De kantonrechter is van oordeel dat het drinken van alcohol tijdens de horecacontrole en het daarna rijden in een dienstvoertuig voldoende onderbouwing is van de door de gemeente aangevoerde primaire grondslag voor ontslag. De kantonrechter merkt nog op dat de boa eerder al twee officiële waarschuwingen heeft gekregen, waarbij hem duidelijk is gemaakt dat hij zich geen misstappen meer kan veroorloven.

De kantonrechter heeft de arbeidsovereenkomst per direct ontbonden.
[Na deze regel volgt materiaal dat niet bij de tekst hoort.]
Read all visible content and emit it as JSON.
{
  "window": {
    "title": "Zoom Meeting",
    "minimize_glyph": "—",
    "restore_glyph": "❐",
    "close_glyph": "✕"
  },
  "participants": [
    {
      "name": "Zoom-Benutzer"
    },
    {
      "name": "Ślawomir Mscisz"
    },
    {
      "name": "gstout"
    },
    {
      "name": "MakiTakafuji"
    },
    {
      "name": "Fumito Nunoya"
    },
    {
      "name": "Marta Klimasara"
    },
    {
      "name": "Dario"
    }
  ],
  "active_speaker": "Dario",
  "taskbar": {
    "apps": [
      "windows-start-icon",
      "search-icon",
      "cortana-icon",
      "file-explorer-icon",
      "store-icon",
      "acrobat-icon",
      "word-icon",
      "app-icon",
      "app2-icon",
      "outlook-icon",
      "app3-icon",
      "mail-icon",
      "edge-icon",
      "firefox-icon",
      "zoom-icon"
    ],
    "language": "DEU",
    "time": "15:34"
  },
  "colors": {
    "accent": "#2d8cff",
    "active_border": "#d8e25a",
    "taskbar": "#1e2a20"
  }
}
Vanwege de ernstige tekortkomingen van de boa heeft hij geen recht op een transitievergoeding.

Bron: Rechtbank Limburg | jurisprudentie | ECLINLRBLIM20234370, 10482739 AZ VERZ 23-40 | 12-07-2023

Nieuwe werkgever aansprakelijk voor pensioenverlies door overstap

Een procedure voor Hof Den Haag betrof de vraag of de nieuwe werkgever aansprakelijk was voor het verlies aan extra pensioen door een werknemer als gevolg van de overstap.

Een werknemer had een aanspraak op voorwaardelijk extra pensioen. Voorwaarde voor het extra pensioen was dat de werknemer tot zijn pensioendatum in dienst zou zijn bij een werkgever die bij het pensioenfonds was aangesloten. Acht maanden vóór zijn pensioendatum is de werknemer op initiatief van een nieuwe werkgever uit dienst getreden bij zijn oude werkgever. De nieuwe werkgever was niet aangesloten bij het betreffende pensioenfonds maar kende een andere pensioenregeling. De reden voor de overstap was dat de nieuwe werkgever de werknemer heeft meegedeeld dat de onderneming van de oude werkgever zou worden opgeheven. De werknemer was op dat moment nog de enige werknemer van de oude werkgever. Bij de indiensttreding is overeengekomen dat de nieuwe werkgever alle afspraken met en opgebouwde gewoonterechten van de werknemer bij de oude werkgever zou overnemen.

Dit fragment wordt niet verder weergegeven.